The economic impact of uncontrolled asthma among treated, adherent patients with persistent asthma
Monday, March 5, 2018
South Hall A2 (Convention Center)
Lulu K Lee, Njira L Lugogo, Colleen Carpinella, Rinat Ariely, Susan Gabriel, Giselle Mosnaim
RATIONALE: Research on the economic burden of treated, adherent asthma is lacking. This study compared economic outcomes between controlled versus uncontrolled treated, adherent patients with persistent asthma.

METHODS: Controlled (N=242) and uncontrolled (N=645) treated, adherent patients with persistent asthma were identified from the 2015 and 2016 US National Health and Wellness Survey. Adherence was assessed with the Morisky Medication Adherence Scale
(MMAS-8 ©); patients with medium/high adherence were considered “adherent”. The Asthma Control Test (ACT; uncontrolled: scores ≤19; controlled: scores 20-25) assessed control. Economic outcomes included the Work Productivity and Activity Impairment-General Health Scale (WPAI-GH), health resource utilization (HRU), annual indirect and direct costs. Main analyses utilized generalized linear models.
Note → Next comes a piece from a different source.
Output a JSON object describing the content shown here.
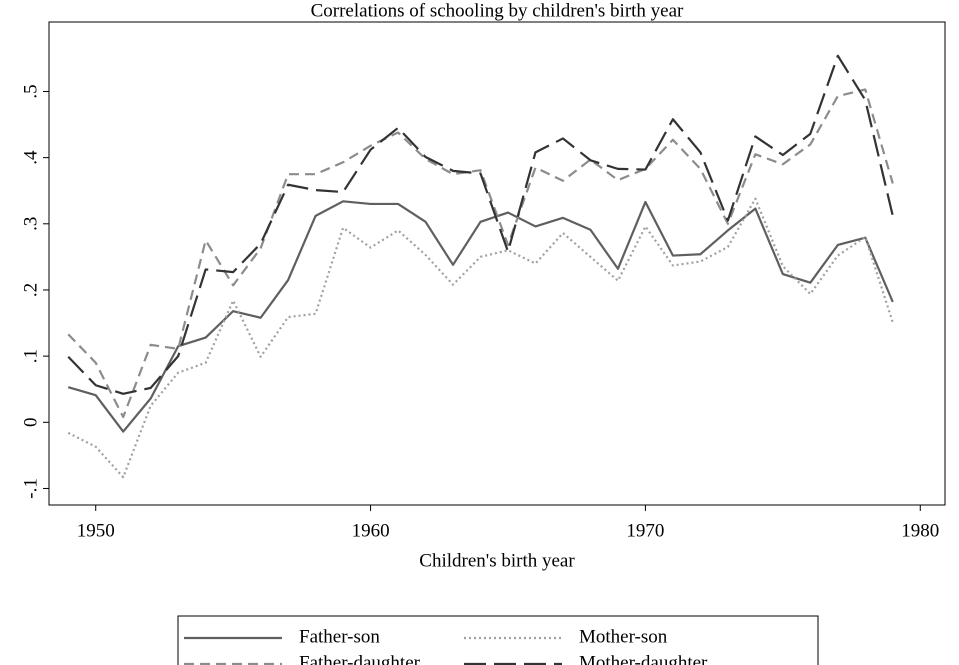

RESULTS: Sample mean age was 49 years; 66.7% female. Uncontrolled vs. controlled patients experienced 1.4 times greater work productivity loss (adjusted means=34.96% vs. 25.21%, p=.036) resulting in 1.5 times higher annual indirect costs (adjusted means=$11,537 vs. $7,630, p=.016). Uncontrolled vs. controlled patients incurred twice as many annual hospitalizations (adjusted means=0.26 vs. 0.12, p<.001) and significantly more medical visits (emergency room: adjusted means=0.53 vs. 0.31, p=.003; healthcare provider: adjusted means=7.83 vs. 6.14, p=.011); incurring 1.5 times higher annual direct costs (adjusted means=$31,793 vs. $21,240, p<.001).

CONCLUSIONS: Uncontrolled asthma in treated, apparently adherent patients was associated with higher work impairment, HRU, and costs compared with controlled asthma. Significant unmet need in asthma management, independent of adherence or asthma severity, was demonstrated. Better understanding of patients’ treatment needs could aid in achieving improved asthma control and reducing the economic burden associated with uncontrolled asthma.